- Stylistic origins: Contemporary R&B; Latin soul; dancehall;
- Cultural origins: 2000s–2010s, Latin America and U.S.
- Typical instruments: Vocals; synthesizer; sampler; drum machine (Roland TR-808);

= Latin R&B =

Music genre originated in Puerto Rico & Latin America

Latin R&B (also known as Spanish-language R&B) is a style of R&B that originated in Latin America and the United States. It is a musical subgenre of American contemporary R&B and Latin soul that also takes influence from dancehall. The genre began to gain popularity in the late 2010s and has since spread throughout Latin America.

== Characteristics ==
Vocals include a majority of singing and occasionally rapping, in Spanish.

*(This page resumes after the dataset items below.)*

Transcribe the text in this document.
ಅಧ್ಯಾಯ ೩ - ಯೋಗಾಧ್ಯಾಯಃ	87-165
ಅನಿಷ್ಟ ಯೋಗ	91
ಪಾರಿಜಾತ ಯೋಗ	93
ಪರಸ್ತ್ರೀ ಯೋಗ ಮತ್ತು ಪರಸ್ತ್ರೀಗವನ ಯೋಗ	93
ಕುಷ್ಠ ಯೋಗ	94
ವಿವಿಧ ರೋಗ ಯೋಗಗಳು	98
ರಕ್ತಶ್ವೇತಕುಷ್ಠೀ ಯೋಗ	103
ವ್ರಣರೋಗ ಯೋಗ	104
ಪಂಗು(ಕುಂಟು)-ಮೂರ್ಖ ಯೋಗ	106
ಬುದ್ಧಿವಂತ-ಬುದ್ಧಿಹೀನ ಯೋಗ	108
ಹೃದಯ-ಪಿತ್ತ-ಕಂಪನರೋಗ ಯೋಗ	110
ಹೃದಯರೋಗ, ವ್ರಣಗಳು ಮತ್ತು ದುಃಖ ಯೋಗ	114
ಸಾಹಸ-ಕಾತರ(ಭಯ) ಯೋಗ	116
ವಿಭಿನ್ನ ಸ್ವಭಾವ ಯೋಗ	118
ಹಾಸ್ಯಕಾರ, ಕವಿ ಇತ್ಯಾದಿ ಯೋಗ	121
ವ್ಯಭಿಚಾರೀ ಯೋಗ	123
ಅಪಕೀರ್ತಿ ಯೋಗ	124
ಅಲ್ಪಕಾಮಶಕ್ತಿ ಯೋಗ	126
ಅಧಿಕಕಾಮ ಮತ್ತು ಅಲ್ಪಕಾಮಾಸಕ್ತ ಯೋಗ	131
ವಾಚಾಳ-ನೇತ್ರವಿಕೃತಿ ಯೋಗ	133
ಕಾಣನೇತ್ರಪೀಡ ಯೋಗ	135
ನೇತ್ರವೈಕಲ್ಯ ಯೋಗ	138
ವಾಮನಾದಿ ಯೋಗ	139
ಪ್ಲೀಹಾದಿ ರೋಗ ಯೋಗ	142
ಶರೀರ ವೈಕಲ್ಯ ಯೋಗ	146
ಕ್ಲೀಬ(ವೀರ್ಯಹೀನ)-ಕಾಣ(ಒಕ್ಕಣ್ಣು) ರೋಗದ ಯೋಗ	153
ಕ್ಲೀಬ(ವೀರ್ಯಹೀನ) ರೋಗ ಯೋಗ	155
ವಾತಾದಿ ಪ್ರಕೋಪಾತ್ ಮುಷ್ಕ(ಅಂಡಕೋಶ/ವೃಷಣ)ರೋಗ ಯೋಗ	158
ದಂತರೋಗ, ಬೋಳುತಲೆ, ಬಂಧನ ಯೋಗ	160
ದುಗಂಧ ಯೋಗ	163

The lyrics in Latin R&B are often about sadness, heartbreak, and sex.

== History ==
Latin R&B can trace its roots to Latin pop songs with an American R&B and new jack swing influence, such as the Selena and Barrio Boyzz song "Donde Quiera Que Estés" released in 1994. According to Rolling Stone, Spanish-language singles by Álex Rose, Rauw Alejandro and Paloma Mami, which borrow from R&B, reached a global audience. In Latin America, the genre became popular with Álex Rose's "Toda", Dalex's "Pa Mí" and "Cuaderno", and most notably Sech's "Otro Trago", which peaked in number one in Spain, Argentina, Colombia and Mexico. In the United States, "Otro Trago" reached the top of the Billboard Hot Latin Songs chart and peaked at No. 34 in the Hot 100.